Gedenkstein für Jochen Klepper in Berlin
Bild: Axel Mauruszat
Zum 80. Todestag Jochen Kleppers
"Die Nacht ist vorgedrungen"
Vielen ist das Adventslied „Die Nacht ist vorgedrungen“ vertraut. Den Text schrieb 1938 Jochen Klepper (1903-1942). Auch in „Angst und Pein“ fand der Dichter Trost und Halt in seinem tiefen Gottvertrauen. Im Evangelischen Gesangbuch stehen 13 seiner Lieder, im katholischen Gotteslob sechs. Er gilt als einer der bedeutendsten Dichter geistlicher Lieder im 20. Jahrhundert.
Klepper, der mit Johanna, einer Jüdin, verheiratet war, gab dem Druck seiner Umwelt nicht nach und ließ sich nicht von s Ihr scheiden. Als er nach einem erfolglosen Gespräch mit Adolf Eichmann keine Chance mehr zur Rettung seiner Frau und seiner Stieftochter Renate sah, nahmen sich die drei in der Nacht auf den 11. Dezember 1942 in Berlin das Leben.

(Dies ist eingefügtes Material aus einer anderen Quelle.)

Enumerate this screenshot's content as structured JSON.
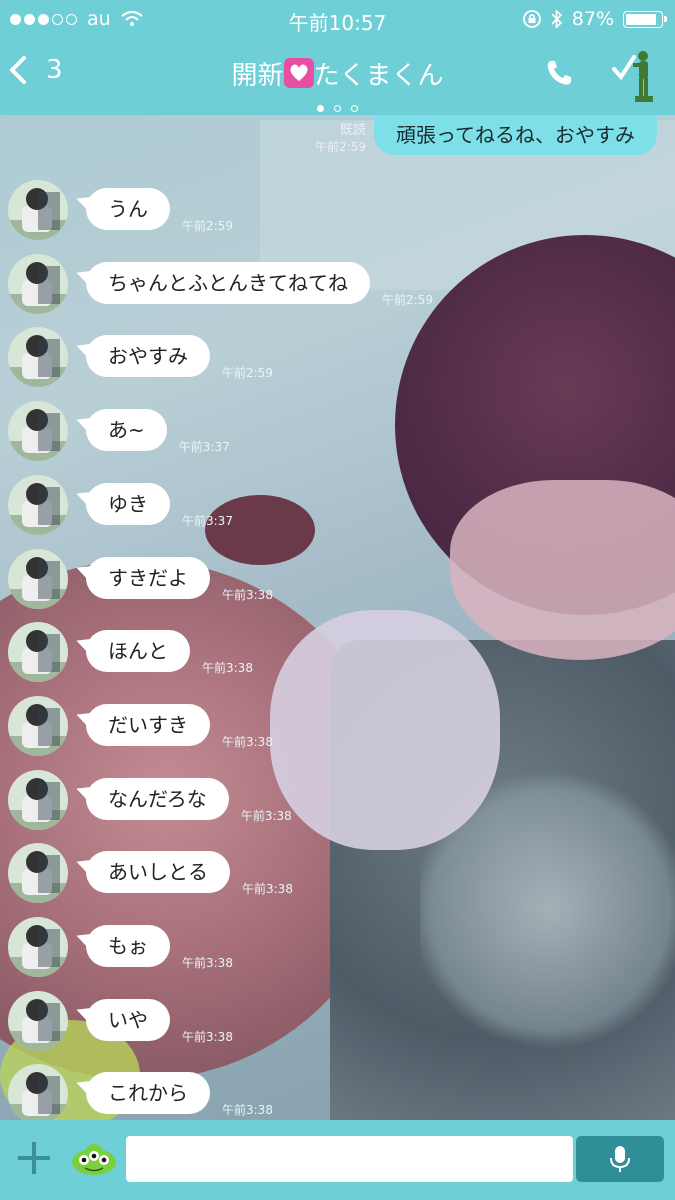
{
  "status_bar": {
    "carrier": "au",
    "time": "午前10:57",
    "battery": "87%",
    "battery_level": 0.87
  },
  "header": {
    "back_count": "3",
    "title_prefix": "開新",
    "title_suffix": "たくまくん",
    "page_count": 3,
    "page_active": 0
  },
  "sent_message": {
    "read_label": "既読",
    "time": "午前2:59",
    "text": "頑張ってねるね、おやすみ"
  },
  "messages": [
    {
      "text": "うん",
      "time": "午前2:59"
    },
    {
      "text": "ちゃんとふとんきてねてね",
      "time": "午前2:59"
    },
    {
      "text": "おやすみ",
      "time": "午前2:59"
    },
    {
      "text": "あ~",
      "time": "午前3:37"
    },
    {
      "text": "ゆき",
      "time": "午前3:37"
    },
    {
      "text": "すきだよ",
      "time": "午前3:38"
    },
    {
      "text": "ほんと",
      "time": "午前3:38"
    },
    {
      "text": "だいすき",
      "time": "午前3:38"
    },
    {
      "text": "なんだろな",
      "time": "午前3:38"
    },
    {
      "text": "あいしとる",
      "time": "午前3:38"
    },
    {
      "text": "もぉ",
      "time": "午前3:38"
    },
    {
      "text": "いや",
      "time": "午前3:38"
    },
    {
      "text": "これから",
      "time": "午前3:38"
    }
  ],
  "input_bar": {
    "placeholder": ""
  },
  "icons": {
    "back": "chevron-left-icon",
    "call": "phone-icon",
    "notes": "toy-soldier-icon",
    "plus": "plus-icon",
    "sticker": "alien-sticker-icon",
    "mic": "microphone-icon"
  },
  "colors": {
    "header": "#6fcfd6",
    "sent_bubble": "#7de0e8",
    "received_bubble": "#ffffff",
    "mic_button": "#2f8f98"
  }
}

Gottesdienst mit Texten und Liedern
An den 80. Jahrestag seines Todes erinnert die Versöhnungskirche auf dem Gelände der KZ-Gedenkstätte Dachau am Sonntag, 11. Dezember um 11 Uhr. In dem Gedenkgottesdienst werden Texte von Jochen Klepper gesungen und gelesen. Björn Mensing, Pfarrer und Historiker an der Versöhnungskirche, erinnert im Gottesdienst an die antisemitische Ausgrenzung und Verfolgung der Familie von Jochen Klepper und würdigt den evangelischen Pfarrerssohn, Journalisten und Schriftsteller, der in der Weimarer Republik in die SPD eintrat und ab 1933 zu den wenigen Protestanten gehörte, die sich solidarisch an die Seite der verfolgten Juden stellten.

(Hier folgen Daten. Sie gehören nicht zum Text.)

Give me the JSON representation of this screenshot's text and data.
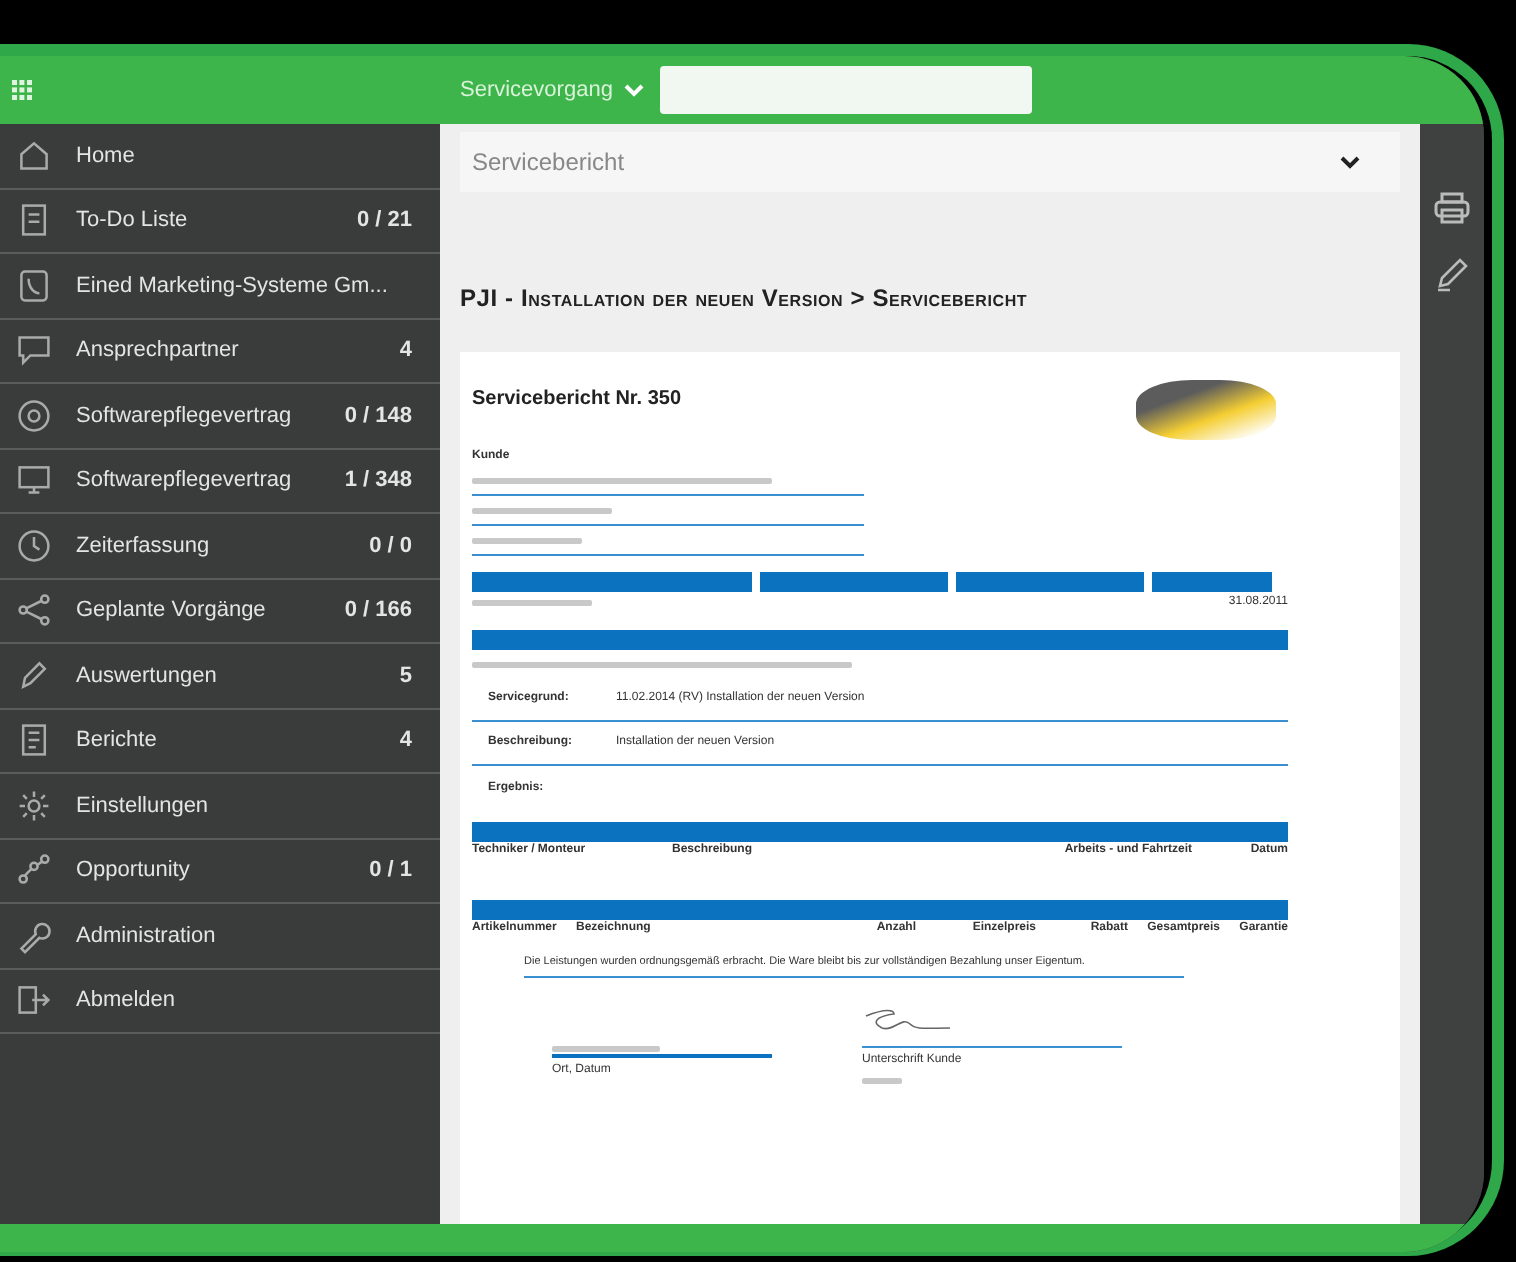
{
  "top_bar": {
    "module": "Servicevorgang"
  },
  "sidebar": {
    "items": [
      {
        "label": "Home"
      },
      {
        "label": "To-Do Liste",
        "count": "0 / 21"
      },
      {
        "label": "Eined Marketing-Systeme Gm..."
      },
      {
        "label": "Ansprechpartner",
        "count": "4"
      },
      {
        "label": "Softwarepflegevertrag",
        "count": "0 / 148"
      },
      {
        "label": "Softwarepflegevertrag",
        "count": "1 / 348"
      },
      {
        "label": "Zeiterfassung",
        "count": "0 / 0"
      },
      {
        "label": "Geplante Vorgänge",
        "count": "0 / 166"
      },
      {
        "label": "Auswertungen",
        "count": "5"
      },
      {
        "label": "Berichte",
        "count": "4"
      },
      {
        "label": "Einstellungen"
      },
      {
        "label": "Opportunity",
        "count": "0 / 1"
      },
      {
        "label": "Administration"
      },
      {
        "label": "Abmelden"
      }
    ]
  },
  "content": {
    "dropdown": "Servicebericht",
    "page_title": "PJI - Installation der neuen Version > Servicebericht",
    "report": {
      "title": "Servicebericht Nr. 350",
      "customer_label": "Kunde",
      "date_value": "31.08.2011",
      "fields": [
        {
          "label": "Servicegrund:",
          "value": "11.02.2014 (RV) Installation der neuen Version"
        },
        {
          "label": "Beschreibung:",
          "value": "Installation der neuen Version"
        },
        {
          "label": "Ergebnis:"
        }
      ],
      "work_columns": [
        "Techniker / Monteur",
        "Beschreibung",
        "Arbeits - und Fahrtzeit",
        "Datum"
      ],
      "parts_columns": [
        "Artikelnummer",
        "Bezeichnung",
        "Anzahl",
        "Einzelpreis",
        "Rabatt",
        "Gesamtpreis",
        "Garantie"
      ],
      "note": "Die Leistungen wurden ordnungsgemäß erbracht. Die Ware bleibt bis zur vollständigen Bezahlung unser Eigentum.",
      "place_date_label": "Ort, Datum",
      "signature_label": "Unterschrift Kunde"
    }
  }
}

Bereits am 30. März 1933 schrieb er in sein Tagebuch: "Aber ich glaube an das Geheimnis Gottes, das er im Judentum beschlossen hat; und deshalb kann ich nur darunter leiden, dass die Kirche die gegenwärtigen Vorgänge duldet." Im Eintrag vom 29. April 1938 klagt er: "Es zehrt an allen Kräften, die zur Leistung nötig sind, dies dauernde und immer noch wachsende Unrecht an den Juden in Deutschland ohnmächtig mit ansehen zu müssen. Die Welt und das Volk sehen darüber hinweg. Es gibt nur eins, das einen vor dem Schlimmsten bewahrt: dass man selbst seinen Anteil tragen muss am Erleiden dieses furchtbaren Unrechts."
Wenige mutige Pfarrer
Hoffnung machte Jochen Klepper, dass es ab Herbst 1938 zumindest eine Hilfsstelle der Bekennenden Kirche für antisemitisch Verfolgte gab. Die Leitung lag bei den Pfarrern Heinrich Grüber und Werner Sylten. Anfang 1941 schloss die Gestapo das "Büro Pfarrer Grüber". Die Pfarrer Grüber und Sylten sahen sich später im KZ Dachau wieder. Werner Sylten, von den Nazis wegen der jüdischen Herkunft seines Vaters als "Mischling 1. Grades" diskriminiert und damit doppelt "belastet", wurde von den Dachauer SS-Ärzten 1942 zur Ermordung in der Gaskammer der Euthanasie-Tötungsanstalt Schloss Hartheim (bei Linz) "selektiert".